A conjecture on a Subset Power Sum Problem motivated by Computer Science Let $X=\{x_{1}, \cdots , x_{n}\}$ be a set of $n$ positive integers and integer $i \ge 1$. Let’s say that the set $X$ is $i$-sum-avoiding if for any nonnegative integers $c_{1}, \cdots, c_{n}$ such that $\sum_{j=1}^{n}c_{j} = n$ and $(c_{1},\cdots, c_{n}) \ne (1,\cdots, 1)$, it holds that
$\displaystyle \sum_{j=1}^{n}c_{j}x_{j}^{i} \ne \displaystyle \sum_{j=1}^{n}x_{j}^{i}$
Let $f(n,i)$ be the minimum value for a given $i \ge 1$ such that there exists an $i$-sum-avoiding set $X$ consisting of $n$ positive integers at most $f(n,i)$. Does there exist a constant $k_{i}$ for every $i$ such that $\forall n \in \mathbb N$, it holds $f(n,i) \le n^{k_{i}}$? If it does, what is the minimum of such $k_{i}$ for every $i$?

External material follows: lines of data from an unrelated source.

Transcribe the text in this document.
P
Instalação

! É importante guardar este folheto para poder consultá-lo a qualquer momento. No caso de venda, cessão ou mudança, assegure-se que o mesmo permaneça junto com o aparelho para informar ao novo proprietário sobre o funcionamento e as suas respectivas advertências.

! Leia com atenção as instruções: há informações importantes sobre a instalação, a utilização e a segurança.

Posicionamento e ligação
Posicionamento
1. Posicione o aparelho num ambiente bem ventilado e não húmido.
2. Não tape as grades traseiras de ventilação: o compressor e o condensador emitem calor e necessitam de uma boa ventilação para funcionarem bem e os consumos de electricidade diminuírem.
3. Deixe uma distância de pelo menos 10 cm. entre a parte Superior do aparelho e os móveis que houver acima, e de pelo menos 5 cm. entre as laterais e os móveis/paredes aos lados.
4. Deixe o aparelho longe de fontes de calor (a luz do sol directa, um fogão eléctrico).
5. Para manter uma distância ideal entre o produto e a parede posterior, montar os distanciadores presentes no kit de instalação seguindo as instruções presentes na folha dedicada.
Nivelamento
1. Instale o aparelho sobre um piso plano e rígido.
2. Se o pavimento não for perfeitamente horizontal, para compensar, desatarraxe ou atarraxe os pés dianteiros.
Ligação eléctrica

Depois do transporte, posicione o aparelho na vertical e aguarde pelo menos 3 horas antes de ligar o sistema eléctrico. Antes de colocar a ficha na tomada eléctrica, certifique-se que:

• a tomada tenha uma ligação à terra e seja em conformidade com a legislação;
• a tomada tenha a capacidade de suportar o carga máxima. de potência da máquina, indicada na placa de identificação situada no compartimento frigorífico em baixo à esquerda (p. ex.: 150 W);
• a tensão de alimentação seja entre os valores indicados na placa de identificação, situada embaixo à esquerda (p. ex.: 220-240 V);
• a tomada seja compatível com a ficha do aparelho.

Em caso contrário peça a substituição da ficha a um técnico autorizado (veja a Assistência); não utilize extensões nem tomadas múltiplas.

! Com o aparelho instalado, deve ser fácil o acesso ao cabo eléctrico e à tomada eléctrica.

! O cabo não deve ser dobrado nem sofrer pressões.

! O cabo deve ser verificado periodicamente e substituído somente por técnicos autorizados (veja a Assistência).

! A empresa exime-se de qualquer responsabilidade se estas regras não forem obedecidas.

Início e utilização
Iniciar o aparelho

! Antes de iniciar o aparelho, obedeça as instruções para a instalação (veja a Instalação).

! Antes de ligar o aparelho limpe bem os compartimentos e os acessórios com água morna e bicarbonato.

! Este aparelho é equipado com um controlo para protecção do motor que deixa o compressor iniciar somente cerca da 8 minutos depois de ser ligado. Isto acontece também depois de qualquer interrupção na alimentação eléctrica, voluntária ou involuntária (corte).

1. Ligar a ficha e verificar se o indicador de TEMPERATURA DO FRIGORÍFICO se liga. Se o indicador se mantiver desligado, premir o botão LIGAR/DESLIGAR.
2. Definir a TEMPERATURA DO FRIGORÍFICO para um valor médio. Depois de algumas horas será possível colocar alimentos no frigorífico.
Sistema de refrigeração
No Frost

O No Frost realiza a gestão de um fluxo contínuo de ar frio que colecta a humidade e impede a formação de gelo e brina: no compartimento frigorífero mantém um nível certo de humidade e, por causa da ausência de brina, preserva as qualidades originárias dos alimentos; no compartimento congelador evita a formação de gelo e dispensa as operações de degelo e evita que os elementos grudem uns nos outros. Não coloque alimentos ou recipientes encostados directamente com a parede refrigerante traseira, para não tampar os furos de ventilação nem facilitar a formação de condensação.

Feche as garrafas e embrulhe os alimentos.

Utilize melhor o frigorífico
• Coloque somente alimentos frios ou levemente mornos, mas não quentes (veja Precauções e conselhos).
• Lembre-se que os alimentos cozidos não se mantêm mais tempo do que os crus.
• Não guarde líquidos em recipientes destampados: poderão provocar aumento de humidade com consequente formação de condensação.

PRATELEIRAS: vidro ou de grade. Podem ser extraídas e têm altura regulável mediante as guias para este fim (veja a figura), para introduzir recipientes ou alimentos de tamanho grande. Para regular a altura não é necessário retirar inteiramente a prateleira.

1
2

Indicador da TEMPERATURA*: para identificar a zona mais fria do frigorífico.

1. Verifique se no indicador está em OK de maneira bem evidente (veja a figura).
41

Showing such a set would help solve hard problems in computer science given some space relaxations. It seems that the hardness of such problems is directly related to non-existence of such sets. I could only show such sets when $k=n$ that is $k$ is not a constant. My example for $X$ is $X = \{n^{1}, n^{2},\cdots, n^{n}\}$.
$\underline{Conjecture}$: $k_{i} = \infty$ $\forall i \ge 1$.
 A: Here is what I think proves that for any i, there is no constant ki satisfying f(n,i)≤nki.  That is:
Claim.  Let i be a positive integer.  Then the function f(n,i) is not polynomially bounded in n.
Proof.  First consider the case of i=1.  A key observation is that if X={x1,…,xn} contains two subsets A and B such that |A|=|B|, A≠B, and the sum of A is equal to the sum of B, then X cannot be 1-sum-avoiding since assigning cj as follows violates the condition: cj=2 if xj belongs to A but not to B, cj=0 if xj belongs to B but not to A, and cj=1 if neither holds.
Let m be a positive integer and X be a 1-sum-avoiding set of size 2m.  By the above observation, all m-element subsets of X must have distinct sums, and therefore the largest sum must be at least $\binom{2m}{m}$.  Therefore, the largest element in X must be at least $\binom{2m}{m}/m>2^{m-1}$, which implies that f(2m,1) > 2m−1.  This establishes the claim for i=1.
Now observe that if a set X={x1,…,xn} is i-sum-avoiding, then the set {x1i,…,xni} is 1-sum-avoiding.  This means that f(n,1) ≤ f(n,i)i.  Since we already know that f(n,1) is not polynomially bounded, f(n,i) is not polynomially bounded in n, either.  QED.
A: I still find the statement of the problem very confusing. For $i=1$, you want your set $X$ to be a non-averaging set, that is, a set containing no three distinct elements $a,b,c$ such that $a+b=2c$. You want more than that, but that's a start, and there's enough literature on non-averaging sets to give you some kind of lower bound on $k$. 
Tsuyoshi Ito posted an answer while I was typing mine, you'll see we're thinking along similar lines. 
EDIT: There are several sections of Guy's Unsolved Problems In Number Theory that discuss problems not exactly what you want but not a million miles removed, either, and some of the references given there may be useful. Problem C8 is sets with distinct sums of subsets, C11 is three-subsets with distinct sums, C14 is maximal sum-free sets, C16 is nonaveraging sets. 
A: Take $x_j=2^{i-1}$. I claim that if $\sum_{j=1}^n c_j 2^{j-1} = \sum_{j=1}^n 2^{j-1}$ with $\sum_{j=1}^n c_j\leq n$, then $c_j=1$ for all $j$. The case $n=1$ is easy. In general note that $c_1$ is odd. We substract 1 on both sides of the equation and divide by 2, replace $c_2$ by $c_2+\frac{c_1-1}{2}$, and finally shift all indices by 1. Then we obtain an equation of the same form as before for a smaller value of $n$, and are done by induction. The same argument shows that $\{1, 2, 4, 8, \ldots\}$ is $i$-sum avoiding for every $i$, however, for larger $i$ there should be more efficient choices.